One Small Voice
by Laura McGaffey
Articles originally published in "The Voice in the Desert"
Sunsites-Pearce, Arizona

A Book Review:
Bad Childhood - Good Life
How to Blossom and Thrive in Spite of an Unhappy Childhood
by Dr. Laura Schlessinger

February 2006

A few years back the rock group, The Eagles wrote a song called “Get Over It” expressing frustration over all the “weak” people out there “Complain[ing] about the present and blam[ing] it on the past”. I saw a video of The Eagles performing the song; amazingly they were not only not stoned to death but actually received thunderous applause.

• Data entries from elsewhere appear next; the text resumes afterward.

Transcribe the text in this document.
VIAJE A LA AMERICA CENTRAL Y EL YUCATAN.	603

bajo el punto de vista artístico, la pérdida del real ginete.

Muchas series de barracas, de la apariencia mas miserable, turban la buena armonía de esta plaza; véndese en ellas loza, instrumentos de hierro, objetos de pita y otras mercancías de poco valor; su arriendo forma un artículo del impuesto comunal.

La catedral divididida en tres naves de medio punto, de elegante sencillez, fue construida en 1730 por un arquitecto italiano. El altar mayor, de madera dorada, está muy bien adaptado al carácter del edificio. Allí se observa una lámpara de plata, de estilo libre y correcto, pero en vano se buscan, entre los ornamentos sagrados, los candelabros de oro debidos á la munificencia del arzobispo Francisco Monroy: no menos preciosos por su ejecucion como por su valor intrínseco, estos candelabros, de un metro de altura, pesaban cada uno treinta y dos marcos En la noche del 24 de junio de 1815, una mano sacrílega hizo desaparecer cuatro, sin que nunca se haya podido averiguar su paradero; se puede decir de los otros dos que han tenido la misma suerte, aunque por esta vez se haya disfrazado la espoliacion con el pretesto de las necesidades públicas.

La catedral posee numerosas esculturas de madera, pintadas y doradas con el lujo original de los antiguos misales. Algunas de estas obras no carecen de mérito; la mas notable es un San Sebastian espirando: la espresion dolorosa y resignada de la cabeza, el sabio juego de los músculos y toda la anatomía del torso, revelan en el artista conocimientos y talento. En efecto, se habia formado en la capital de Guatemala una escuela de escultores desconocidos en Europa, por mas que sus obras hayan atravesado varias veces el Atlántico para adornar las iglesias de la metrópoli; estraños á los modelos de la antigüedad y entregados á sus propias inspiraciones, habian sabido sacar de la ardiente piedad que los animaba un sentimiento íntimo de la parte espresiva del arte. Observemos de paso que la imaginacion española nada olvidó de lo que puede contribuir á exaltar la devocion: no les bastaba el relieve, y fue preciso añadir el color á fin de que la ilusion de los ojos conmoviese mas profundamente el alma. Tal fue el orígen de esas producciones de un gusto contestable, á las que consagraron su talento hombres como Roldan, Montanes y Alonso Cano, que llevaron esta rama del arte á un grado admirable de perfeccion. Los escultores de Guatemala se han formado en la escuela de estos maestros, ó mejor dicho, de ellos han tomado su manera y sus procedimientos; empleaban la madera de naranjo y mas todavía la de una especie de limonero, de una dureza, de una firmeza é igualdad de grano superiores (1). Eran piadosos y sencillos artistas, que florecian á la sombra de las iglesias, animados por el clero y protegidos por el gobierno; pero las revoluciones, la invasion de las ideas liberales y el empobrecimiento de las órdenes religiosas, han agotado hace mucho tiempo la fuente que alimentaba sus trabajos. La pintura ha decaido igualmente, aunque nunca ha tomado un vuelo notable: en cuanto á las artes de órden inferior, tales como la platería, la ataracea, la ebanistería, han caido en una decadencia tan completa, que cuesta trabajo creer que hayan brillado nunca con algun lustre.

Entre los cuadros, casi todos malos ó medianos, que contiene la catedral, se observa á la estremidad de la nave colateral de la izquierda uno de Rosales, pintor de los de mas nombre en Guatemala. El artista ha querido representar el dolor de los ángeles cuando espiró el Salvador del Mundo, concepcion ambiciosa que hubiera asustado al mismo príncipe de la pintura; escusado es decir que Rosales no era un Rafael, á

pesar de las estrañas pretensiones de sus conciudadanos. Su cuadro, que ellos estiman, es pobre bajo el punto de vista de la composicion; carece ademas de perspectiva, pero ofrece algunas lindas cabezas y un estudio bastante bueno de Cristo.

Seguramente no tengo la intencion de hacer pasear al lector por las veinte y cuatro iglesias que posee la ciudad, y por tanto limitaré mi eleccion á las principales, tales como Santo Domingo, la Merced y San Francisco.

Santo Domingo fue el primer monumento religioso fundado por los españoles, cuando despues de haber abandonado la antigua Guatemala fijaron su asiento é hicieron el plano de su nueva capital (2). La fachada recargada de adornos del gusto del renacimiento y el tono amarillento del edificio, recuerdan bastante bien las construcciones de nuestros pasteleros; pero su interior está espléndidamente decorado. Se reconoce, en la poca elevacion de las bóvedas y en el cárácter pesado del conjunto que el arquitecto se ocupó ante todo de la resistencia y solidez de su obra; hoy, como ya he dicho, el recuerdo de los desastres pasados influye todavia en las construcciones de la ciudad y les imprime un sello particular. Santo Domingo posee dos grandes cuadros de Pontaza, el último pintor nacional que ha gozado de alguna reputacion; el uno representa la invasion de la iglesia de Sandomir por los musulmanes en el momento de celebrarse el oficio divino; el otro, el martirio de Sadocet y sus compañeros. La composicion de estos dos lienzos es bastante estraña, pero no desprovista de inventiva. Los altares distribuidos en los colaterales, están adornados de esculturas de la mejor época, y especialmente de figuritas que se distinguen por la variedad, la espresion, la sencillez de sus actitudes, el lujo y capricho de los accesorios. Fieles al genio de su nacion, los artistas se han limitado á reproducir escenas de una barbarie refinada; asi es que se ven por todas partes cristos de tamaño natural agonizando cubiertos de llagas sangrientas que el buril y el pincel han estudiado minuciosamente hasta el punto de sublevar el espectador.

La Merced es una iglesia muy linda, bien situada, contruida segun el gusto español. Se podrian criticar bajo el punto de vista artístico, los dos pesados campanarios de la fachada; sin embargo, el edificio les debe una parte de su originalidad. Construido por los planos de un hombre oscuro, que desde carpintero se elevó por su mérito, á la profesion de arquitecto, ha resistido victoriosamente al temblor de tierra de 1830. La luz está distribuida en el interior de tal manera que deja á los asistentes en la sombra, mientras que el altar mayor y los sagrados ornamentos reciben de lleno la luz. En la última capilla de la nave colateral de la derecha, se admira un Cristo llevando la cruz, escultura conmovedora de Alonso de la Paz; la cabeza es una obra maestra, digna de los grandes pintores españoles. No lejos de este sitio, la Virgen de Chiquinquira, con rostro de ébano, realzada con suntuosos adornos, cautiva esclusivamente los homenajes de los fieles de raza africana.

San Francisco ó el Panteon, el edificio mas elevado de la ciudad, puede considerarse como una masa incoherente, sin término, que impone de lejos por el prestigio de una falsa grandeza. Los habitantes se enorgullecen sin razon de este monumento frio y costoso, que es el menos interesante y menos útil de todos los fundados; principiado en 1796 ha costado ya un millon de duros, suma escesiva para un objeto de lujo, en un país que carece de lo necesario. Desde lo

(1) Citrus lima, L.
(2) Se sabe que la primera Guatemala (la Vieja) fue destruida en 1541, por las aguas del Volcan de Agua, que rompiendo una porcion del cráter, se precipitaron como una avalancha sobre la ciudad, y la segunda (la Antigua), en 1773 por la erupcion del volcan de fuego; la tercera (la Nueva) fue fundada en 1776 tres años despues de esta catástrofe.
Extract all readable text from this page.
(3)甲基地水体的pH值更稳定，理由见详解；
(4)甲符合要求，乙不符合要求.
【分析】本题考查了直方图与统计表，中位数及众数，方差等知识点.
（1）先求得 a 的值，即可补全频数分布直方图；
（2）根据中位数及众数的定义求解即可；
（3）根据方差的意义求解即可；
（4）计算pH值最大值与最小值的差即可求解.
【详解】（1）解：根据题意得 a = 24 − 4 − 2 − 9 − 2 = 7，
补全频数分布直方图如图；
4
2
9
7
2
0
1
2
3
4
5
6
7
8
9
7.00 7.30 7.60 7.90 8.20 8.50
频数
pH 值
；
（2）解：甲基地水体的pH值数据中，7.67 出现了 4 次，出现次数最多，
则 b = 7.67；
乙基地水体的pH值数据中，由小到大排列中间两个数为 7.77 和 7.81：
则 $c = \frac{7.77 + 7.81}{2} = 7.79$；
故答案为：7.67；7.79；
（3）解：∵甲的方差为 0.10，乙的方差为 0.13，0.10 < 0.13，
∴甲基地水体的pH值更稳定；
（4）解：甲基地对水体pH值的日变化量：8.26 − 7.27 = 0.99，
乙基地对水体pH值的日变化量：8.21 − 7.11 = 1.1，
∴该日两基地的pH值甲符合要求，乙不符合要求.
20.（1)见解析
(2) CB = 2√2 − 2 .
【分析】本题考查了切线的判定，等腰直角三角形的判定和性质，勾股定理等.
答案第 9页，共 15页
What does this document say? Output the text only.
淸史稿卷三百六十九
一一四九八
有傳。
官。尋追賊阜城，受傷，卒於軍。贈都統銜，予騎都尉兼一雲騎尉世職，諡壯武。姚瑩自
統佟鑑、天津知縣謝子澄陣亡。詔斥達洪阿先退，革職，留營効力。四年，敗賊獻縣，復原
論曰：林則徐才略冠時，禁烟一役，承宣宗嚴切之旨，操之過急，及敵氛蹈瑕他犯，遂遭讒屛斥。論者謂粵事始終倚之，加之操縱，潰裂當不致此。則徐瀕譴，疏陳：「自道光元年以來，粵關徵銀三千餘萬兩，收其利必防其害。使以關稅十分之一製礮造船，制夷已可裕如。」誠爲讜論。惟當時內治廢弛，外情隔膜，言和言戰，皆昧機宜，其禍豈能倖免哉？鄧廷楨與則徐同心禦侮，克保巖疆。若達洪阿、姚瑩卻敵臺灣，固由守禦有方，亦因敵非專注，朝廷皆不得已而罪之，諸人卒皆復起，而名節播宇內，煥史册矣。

Dr. Laura Schlessinger has been accused of being heartless because on her radio show and in her books she also expresses what I think of as a tough love approach to her listeners and patients. She has not functioned as a one-on-one therapist for years but she did so at one time and does have the training and credentials, contrary to what her detractors claim. Dr. Laura has been accused of callously implying to her patients and listeners that they should “just get over it”. They also claim she can’t possibly be able to truly understand the effects of a “Bad Childhood”.

However, Dr. Laura’s insight comes from much more than just book learning; it comes from her own experience and wisdom, as well as her own mistakes. The Postscript of this book is interesting to read as she shares a bit of her own family history which is very revealing and somewhat amazing to discover.

I’ve just finished reading "Bad Childhood – Good Life", which came out last month (Jan 2006) and I recommend it to everyone whether you had a good childhood or a bad one. But I must warn you, Dr. Laura’s book does NOT start with a list of all the possible ways you may have been hurt during those delicate, formative years of childhood or your teens. This is because Dr. Laura is focused on helping you conquer your life in the present. She does not doubt your pain or the truth of your experiences. She even says that she does not expect your pain to just suddenly disappear and she’s not offering you a one size fits all panacea.

I like these lines from the Introduction: “You should not be satisfied with being a victim, nor with being a survivor. You should aim to be a conqueror. There is an extraordinary quality of spirit that leads one to aspire to conquering rather than surviving. I hope you discover that spirit in yourself.”